Consumer confidence inches eases

Confidence declined 1.0 per cent last week, mainly due to the COVID case registered in Sydney that was followed by precautionary restrictions in the area to prevent an outbreak.

‘Current financial conditions’ declined 2.2 per cent, while ‘future financial conditions’ weakened 1.4 per cent.

‘Current economic conditions’ gained 2.8 per cent with expectations of ‘bad times’ falling to a record low stretching back over forty years. ‘Future economic conditions’ improved by 1.8 per cent.

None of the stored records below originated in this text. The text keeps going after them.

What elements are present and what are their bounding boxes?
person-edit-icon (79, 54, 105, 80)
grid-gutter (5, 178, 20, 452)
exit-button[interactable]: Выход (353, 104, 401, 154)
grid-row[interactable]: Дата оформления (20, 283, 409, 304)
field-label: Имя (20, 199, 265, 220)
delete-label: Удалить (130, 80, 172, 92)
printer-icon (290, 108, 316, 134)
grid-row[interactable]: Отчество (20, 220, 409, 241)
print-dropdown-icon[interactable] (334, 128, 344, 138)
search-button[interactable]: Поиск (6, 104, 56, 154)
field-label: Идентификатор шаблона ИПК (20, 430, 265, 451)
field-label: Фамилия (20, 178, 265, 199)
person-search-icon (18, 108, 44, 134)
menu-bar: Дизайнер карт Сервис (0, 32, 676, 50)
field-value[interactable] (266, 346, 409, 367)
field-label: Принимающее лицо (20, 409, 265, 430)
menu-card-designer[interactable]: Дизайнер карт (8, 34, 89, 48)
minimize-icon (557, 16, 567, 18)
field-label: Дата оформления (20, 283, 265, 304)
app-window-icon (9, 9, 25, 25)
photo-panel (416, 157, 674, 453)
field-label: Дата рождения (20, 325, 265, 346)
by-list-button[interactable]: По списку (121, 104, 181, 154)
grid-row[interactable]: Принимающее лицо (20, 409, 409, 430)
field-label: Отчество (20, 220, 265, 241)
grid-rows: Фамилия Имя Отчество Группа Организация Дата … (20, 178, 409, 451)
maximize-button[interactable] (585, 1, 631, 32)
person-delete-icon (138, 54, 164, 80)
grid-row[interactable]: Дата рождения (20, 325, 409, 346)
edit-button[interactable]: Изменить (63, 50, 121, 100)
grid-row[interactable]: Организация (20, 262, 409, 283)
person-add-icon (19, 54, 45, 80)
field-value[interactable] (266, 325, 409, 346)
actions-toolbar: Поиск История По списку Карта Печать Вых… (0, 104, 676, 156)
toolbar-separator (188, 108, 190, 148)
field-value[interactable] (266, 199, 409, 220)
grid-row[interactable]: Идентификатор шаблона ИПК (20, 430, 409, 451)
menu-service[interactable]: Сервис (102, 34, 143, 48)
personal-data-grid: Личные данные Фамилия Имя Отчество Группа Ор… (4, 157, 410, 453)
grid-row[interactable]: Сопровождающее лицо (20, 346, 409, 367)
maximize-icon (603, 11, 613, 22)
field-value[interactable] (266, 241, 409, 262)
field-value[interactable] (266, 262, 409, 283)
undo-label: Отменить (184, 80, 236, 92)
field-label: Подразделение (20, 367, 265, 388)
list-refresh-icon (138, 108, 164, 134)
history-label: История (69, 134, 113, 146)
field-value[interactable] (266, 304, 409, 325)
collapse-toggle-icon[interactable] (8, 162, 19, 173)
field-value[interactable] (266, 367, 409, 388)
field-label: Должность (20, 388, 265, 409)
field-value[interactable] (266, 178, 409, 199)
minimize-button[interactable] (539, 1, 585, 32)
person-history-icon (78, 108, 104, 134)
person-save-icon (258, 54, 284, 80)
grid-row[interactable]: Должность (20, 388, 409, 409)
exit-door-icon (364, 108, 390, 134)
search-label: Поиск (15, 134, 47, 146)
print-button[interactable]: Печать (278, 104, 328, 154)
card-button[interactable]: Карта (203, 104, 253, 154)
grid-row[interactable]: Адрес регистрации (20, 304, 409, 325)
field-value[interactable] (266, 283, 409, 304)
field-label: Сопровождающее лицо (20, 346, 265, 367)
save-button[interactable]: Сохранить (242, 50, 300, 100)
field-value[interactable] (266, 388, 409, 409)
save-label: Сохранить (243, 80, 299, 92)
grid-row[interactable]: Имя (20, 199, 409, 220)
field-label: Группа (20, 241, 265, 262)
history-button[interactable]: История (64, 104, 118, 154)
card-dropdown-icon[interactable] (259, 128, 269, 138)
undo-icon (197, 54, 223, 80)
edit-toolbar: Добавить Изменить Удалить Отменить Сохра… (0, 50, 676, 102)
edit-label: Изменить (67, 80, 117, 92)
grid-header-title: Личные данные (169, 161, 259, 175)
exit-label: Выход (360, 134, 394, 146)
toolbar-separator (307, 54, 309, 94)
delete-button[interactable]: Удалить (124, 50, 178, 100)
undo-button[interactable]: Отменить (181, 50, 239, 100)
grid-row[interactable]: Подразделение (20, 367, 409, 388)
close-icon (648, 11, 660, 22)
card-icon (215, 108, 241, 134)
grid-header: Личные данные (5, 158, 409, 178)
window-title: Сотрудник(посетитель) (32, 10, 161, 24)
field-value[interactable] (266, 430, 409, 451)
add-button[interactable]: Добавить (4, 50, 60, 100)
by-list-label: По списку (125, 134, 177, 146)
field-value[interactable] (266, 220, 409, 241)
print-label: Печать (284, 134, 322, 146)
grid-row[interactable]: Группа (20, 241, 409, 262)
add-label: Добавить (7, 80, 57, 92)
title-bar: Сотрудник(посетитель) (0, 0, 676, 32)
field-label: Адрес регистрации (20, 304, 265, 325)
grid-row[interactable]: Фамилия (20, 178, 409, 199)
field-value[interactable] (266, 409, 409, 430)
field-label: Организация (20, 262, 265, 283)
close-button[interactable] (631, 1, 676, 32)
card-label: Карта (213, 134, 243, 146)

‘Time to buy a major household item’ fell, for the first time in five weeks, by 4.7 per cent. ‘Weekly inflation expectations’ rose 0.2ppt to 3.9 per cent, however, the four-week moving average remained unchanged at 3.8 per cent.

“The most notable thing from the latest survey is that the proportion of respondents expecting ‘bad times’ in ‘current economic conditions’ dropped to just 12 per cent, its lowest level in over forty years.” ANZ Head of Australian Economics, David Plank said.

“This sharp improvement came about despite the 1 per cent fall in overall consumer confidence and points to positive sentiment about the near-term outlook being very widespread.”

“The fall in overall confidence was not surprising given that Sydney recorded a mysterious case of COVID-19, and restrictions were imposed to prevent any further spread. As a result, confidence in Sydney took a hit of 7.6 per cent.”